Radiation and chemotherapy are toxic agents; their clinical utility, nevertheless, and curative effect are restricted by toxic side consequences such as nephrotoxicity. This study aims to determine the potential protective effects of Garcinol (G) (10 mg/kg/orally/daily for 4 weeks), a natural polyisoprenylated benzophenone, against renal injury in cyclophosphamide (CA) (150 mg/kg i.p. single-dose) and/or radiation (R) delivered as fractionated doses of 2 Gy/week up to total cumulative dose of 6 Gy to induce toxicity in rats. Kidney injury has been examined by histopathological investigation. Garcinol treatment showed amelioration by a significant decrease in the inflammatory markers (IL-1β and IL-6). Similarly, Garcinol-injected rats exhibited a significant decline in monocyte chemotactic protein-1(MCP-1), macrophage inducible c type lectin (Mincle), spleen tyrosine kinase (Syk), transcriptional factor (NF-kB), and toll-like receptor (TLR-4) compared to the CA + R group. Additionally, histopathological and immunohistochemical examination showed that the administration of CA and/or γ-irradiated rats induced severe injury in kidney, and a decrease in Cyclin d1 immunostain level compared to the control group. Finally, this work may verify the protective role of Garcinol significantly shielding the kidney from damage by inhibiting Mincle expression, which also promotes M1 to M2, and prevents Syk and TLR-4/NF-kB activation.

Keywords:

• Cyclophosphamide
• irradiation
• Garcinol
• Mincle/Syk/NF-κB

Ethical approval

All relevant international, national and/or institutional standards for the care and use of animals have been followed.
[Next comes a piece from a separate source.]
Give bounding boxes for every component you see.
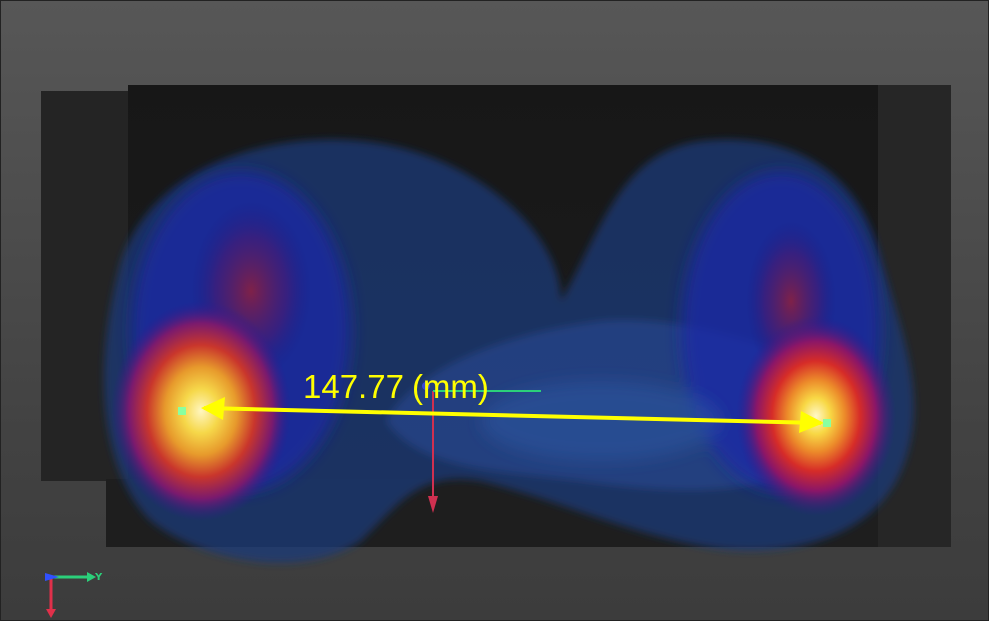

All experiments under the National Institutes of Health Guide to the Care and Use of Laboratory Animals (NIH Publications no. 8023, revised 1978) and the approvals of the NCRRT Independent Committee on Ethics for the Use and Care of Laboratory Animals (Serial No.11A/20).

Disclosure statement

The authors declare that they have no known competing for financial interests or personal relationships that could have appeared to influence the work reported in this paper.